Ruangangkasa.com kembali memberikan jadwal fenomena langit beserta penjelasannya yang akan terjadi pada bulan ini. Hal paling menarik yang terjadi di bulan Juli ini adalah, saat yang terbaik untuk melihat planet-planet di tata surya, juga matahari akan tepat berada diatas Kabah. Berikut penjelasan selengkapnya:

4 Juli 2020: Bumi Mencapai Aphelion

Apa itu aphelion? Aphelion merupakan istilah untuk menyebut jarak terjauh yang dicapai Bumi dari Matahari kita. Dalam orbit elipsnya mengelilingi Matahari, Bumi memang bisa tuh mencapai aphelion dan perihelion (jarak terdekat).

“Wah, kalau Bumi mencapai perihelion, berarti suhu Bumi makin panas dong, dan kalau mencapai aphelion berarti Bumi makin dingin?”

Sayangnya tidak seperti itu. Pemikiran tersebut malah merupakan sebuah miskonsepsi. Faktanya, fenomena aphelion dan perihelion tidak secara signifikan berperan dalam perubahan suhu Bumi karena perbedaan jaraknya hanya sedikit mengingat eksentrisitas orbit Bumi hanya 0,016.

Secara astronomis, aphelion akan dicapai Bumi pada 4 Juli 2020 pukul 18.34 WIB. Jarak Bumi dari Matahari akan mencapai yang terjauh satu sama lain, yakni sekitar 1,02 AU, atau skeitar 152,1 juta kilometer.

Mengamati Fenomena Langit di bulan Juli 2020
Ilustrasi Aphelion, Jarak terjauh Bumi dari matahari.

Secara teknis, aphelion adalah fenomena ketika Matahari tampak memiliki diameter sudut yang lebih kecil (sekitar 31’27”) di langit daripada di waktu lainnya dalam setahun, serta juga momen ketika Bumi menerima radiasi paling sedikit darinya.

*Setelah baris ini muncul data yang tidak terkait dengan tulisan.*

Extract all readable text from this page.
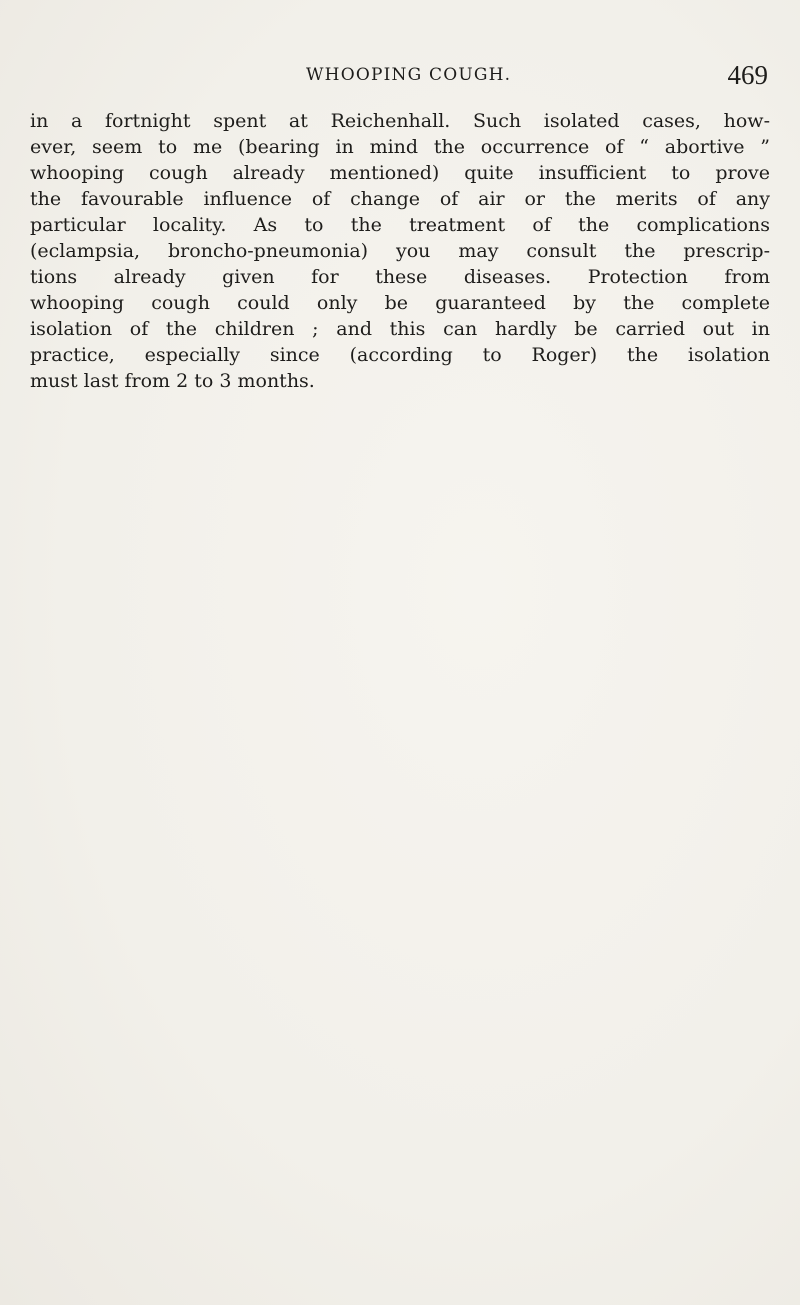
WHOOPING COUGH.	469
in a fortnight spent at Reichenhall. Such isolated cases, how-
ever, seem to me (bearing in mind the occurrence of “ abortive ”
whooping cough already mentioned) quite insufficient to prove
the favourable influence of change of air or the merits of any
particular locality. As to the treatment of the complications
(eclampsia, broncho-pneumonia) you may consult the prescrip-
tions already given for these diseases. Protection from
whooping cough could only be guaranteed by the complete
isolation of the children ; and this can hardly be carried out in
practice, especially since (according to Roger) the isolation
must last from 2 to 3 months.
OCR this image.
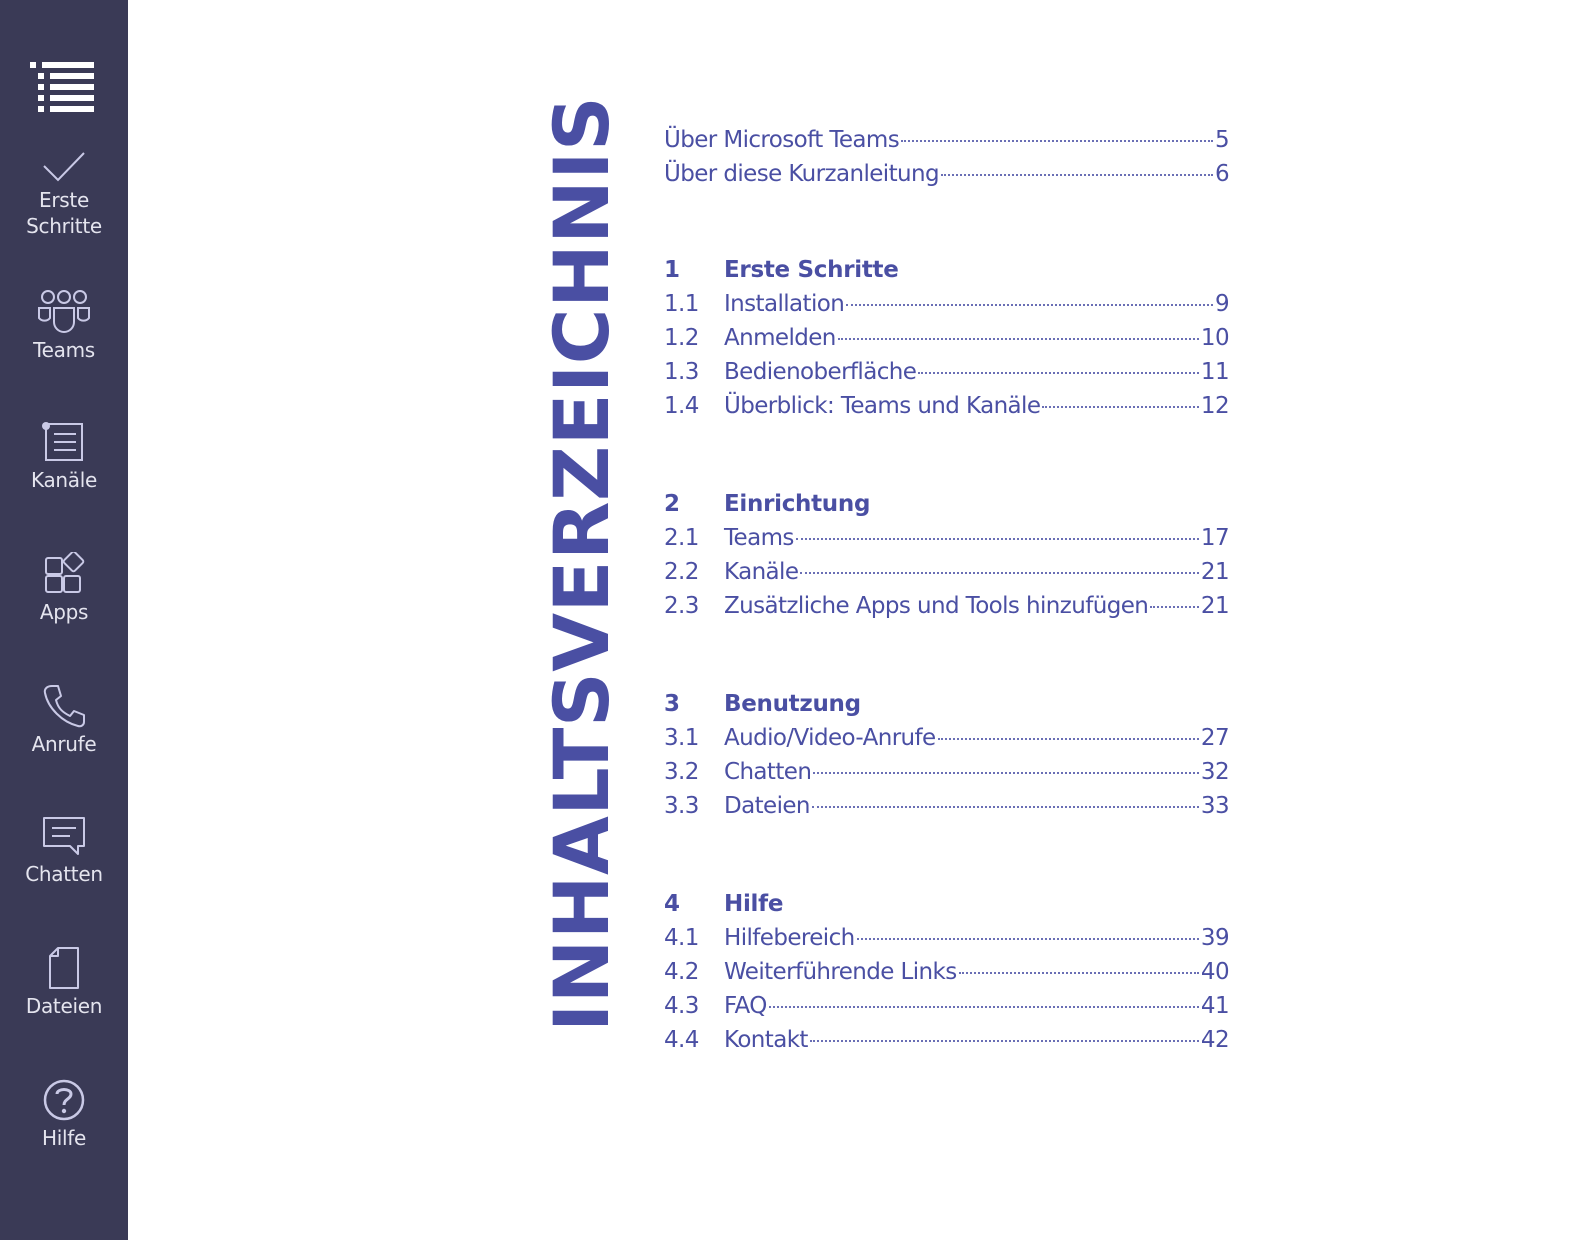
Erste
Schritte
Teams
Kanäle
Apps
Anrufe
Chatten
Dateien
Hilfe
INHALTSVERZEICHNIS Über Microsoft Teams	5
Über diese Kurzanleitung	6
1	Erste Schritte
1.1	Installation	9
1.2	Anmelden	10
1.3	Bedienoberfläche	11
1.4	Überblick: Teams und Kanäle	12
2	Einrichtung
2.1	Teams	17
2.2	Kanäle	21
2.3	Zusätzliche Apps und Tools hinzufügen 21
3	Benutzung
3.1	Audio/Video-Anrufe	27
3.2	Chatten	32
3.3	Dateien	33
4	Hilfe
4.1	Hilfebereich	39
4.2	Weiterführende Links	40
4.3	FAQ	41
4.4	Kontakt	42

Namun dalam praktiknya, perbedaan diameter sudut Matahari hampir tidak terlihat karena perbedaan jarak perihelion-aphelion Bumi hanya sekitar 3%.

Pun perubahan tahunan dalam suhu dan cuaca planet kita, misalnya antara musim panas dan musim dingin, sepenuhnya disebabkan oleh kemiringan sumbu rotasi Bumi, bukan oleh perubahan jaraknya dari Matahari.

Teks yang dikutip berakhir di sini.